We do use some fertiliser at frequent but very low rates. So, we use about 140kg of nitrogen per hectare over the whole season.

How much of your farm have you given over to the field lab?
Robert: I’ve got about 12-15 acres in at the moment. But we’re farming a total of just over 300 acres, so it’s a very small amount at this stage.

If things go well this year with the research would you look to expand next year?
Robert: Definitely – I’m certainly planning to put some more herbal leys in.

What have you learned from the research process?
Robert: There are a couple of down-sides with the leys I’ve planted so far. One is I’ve put them very close to the farm because I enjoy looking at them and keeping an eye on them, but then those fields don’t always get treated as normal, because when fields are close to the farm sometimes you use them for other purposes out of the rotation which makes for an unfair comparison. And then the other problem I had was when I did quite a large re-seed last spring it was such a dry season that establishment was a challenge. I used a standard Cotswold mix but none of the grass came up because it was just too dry. But we had a phenomenal germination of legumes and herbs. It was amazing. But there wasn’t the grass in there. And being close to the farmstead, and having a dry season and having to feed the cows on the yard, we tended to use them as paddocks which meant we didn’t really give them a fair comparison to the rest. Last year was a challenging year.

Did you find the herbal leys resistant to drought?
Robert: We do get very, very dry here. And chicory certainly does grow for a longer period – there’s no doubt about it. It was even growing slowly when everything else seemed to be not growing at all. So there was some attraction in that. And people I know that grow them in dry areas do so for that very reason. But when it gets really dry then we struggle to grow anything really because we have very free-draining and shallow soils.

Why do you think farmer-led research is important?
Robert: I think farmer led research is important because, if it’s done properly, it’s more relevant because it’s conducted on commercial farms in real-life situations. Also I think it’s more likely to be taken up by the general industry if they see it’s being done on commercial farms rather than somebody who doesn’t have the same pressures, for example in the research station.
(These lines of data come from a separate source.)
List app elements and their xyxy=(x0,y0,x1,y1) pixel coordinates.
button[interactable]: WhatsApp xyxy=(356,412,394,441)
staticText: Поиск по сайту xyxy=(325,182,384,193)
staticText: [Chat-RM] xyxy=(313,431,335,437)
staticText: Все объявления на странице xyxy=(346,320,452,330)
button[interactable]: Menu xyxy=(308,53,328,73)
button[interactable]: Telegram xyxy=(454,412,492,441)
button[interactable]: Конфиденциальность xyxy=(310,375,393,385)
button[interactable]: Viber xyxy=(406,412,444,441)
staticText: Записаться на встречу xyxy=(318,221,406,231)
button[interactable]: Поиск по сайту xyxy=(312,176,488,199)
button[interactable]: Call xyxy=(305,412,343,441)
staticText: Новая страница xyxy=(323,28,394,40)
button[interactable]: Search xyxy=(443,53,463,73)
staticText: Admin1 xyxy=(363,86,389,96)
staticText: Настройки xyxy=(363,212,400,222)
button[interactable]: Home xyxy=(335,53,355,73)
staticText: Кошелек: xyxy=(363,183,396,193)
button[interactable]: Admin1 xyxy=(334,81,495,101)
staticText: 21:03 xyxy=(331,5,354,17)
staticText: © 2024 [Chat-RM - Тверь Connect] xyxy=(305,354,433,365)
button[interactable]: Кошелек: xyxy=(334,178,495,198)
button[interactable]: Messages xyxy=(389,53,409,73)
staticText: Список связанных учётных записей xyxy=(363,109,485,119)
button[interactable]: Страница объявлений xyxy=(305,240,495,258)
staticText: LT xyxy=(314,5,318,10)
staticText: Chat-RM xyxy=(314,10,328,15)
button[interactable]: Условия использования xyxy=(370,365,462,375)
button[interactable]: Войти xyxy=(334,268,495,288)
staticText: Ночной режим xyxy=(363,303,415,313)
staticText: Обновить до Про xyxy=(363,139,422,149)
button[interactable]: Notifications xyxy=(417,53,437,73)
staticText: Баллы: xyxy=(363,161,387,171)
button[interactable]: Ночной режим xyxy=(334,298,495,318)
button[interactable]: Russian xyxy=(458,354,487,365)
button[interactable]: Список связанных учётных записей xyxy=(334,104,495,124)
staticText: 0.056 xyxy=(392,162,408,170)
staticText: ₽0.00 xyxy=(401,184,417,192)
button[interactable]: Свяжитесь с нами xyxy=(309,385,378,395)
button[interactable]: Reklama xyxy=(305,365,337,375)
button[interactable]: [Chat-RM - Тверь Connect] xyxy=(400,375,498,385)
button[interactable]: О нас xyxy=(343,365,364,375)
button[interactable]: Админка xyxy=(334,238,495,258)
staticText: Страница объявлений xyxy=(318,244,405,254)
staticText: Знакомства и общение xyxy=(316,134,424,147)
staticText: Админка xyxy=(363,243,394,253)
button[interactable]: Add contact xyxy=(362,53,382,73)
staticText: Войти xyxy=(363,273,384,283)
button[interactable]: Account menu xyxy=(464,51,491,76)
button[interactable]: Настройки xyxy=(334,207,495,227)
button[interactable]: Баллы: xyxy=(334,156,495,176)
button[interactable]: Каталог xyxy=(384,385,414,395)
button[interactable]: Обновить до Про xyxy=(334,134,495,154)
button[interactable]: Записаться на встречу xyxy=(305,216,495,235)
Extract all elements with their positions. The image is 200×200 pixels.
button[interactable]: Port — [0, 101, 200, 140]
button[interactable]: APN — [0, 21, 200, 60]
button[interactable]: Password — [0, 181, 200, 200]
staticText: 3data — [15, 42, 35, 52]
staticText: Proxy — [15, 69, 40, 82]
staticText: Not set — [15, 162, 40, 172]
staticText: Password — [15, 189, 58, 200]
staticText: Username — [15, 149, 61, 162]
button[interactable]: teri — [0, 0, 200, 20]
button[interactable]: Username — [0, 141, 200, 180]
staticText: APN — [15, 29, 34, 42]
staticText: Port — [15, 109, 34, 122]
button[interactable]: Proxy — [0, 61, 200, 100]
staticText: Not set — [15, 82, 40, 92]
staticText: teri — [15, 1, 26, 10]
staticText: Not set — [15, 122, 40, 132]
Do you have any comment on the need for more farmer-led research in this country?
Robert: I think we could do with more because I think the UK has probably fallen behind in certain areas of research and a lot of it is commercially held. So we’ll always have a bias and many people feel quite rightly that this company is trying to sell something that supports that research. I think if we can get more farmer-led research that would be a good thing, but there has to be an incentive; not necessarily financial, but possibly in terms of support or getting the right farmer who’s interested in the right research.

Is it challenging doing farmer-led research? What are the challenges?
Robert: Yeah it is challenging. The challenges are, firstly understanding what you’re trying to achieve and the best and most consistent methods of doing it. But that’s quite easy to learn. The challenges are fitting it in and remembering to do it! So I have staff on my farm and while I was away on other business they grazed one of the fields with herbal leys and didn’t take any measurement samples beforehand. So we lost the data on that one. This challenge can be overcome but it is a challenge. When things get complicated which occasionally they do, it is just another complication and another thing to consider and have to fulfil.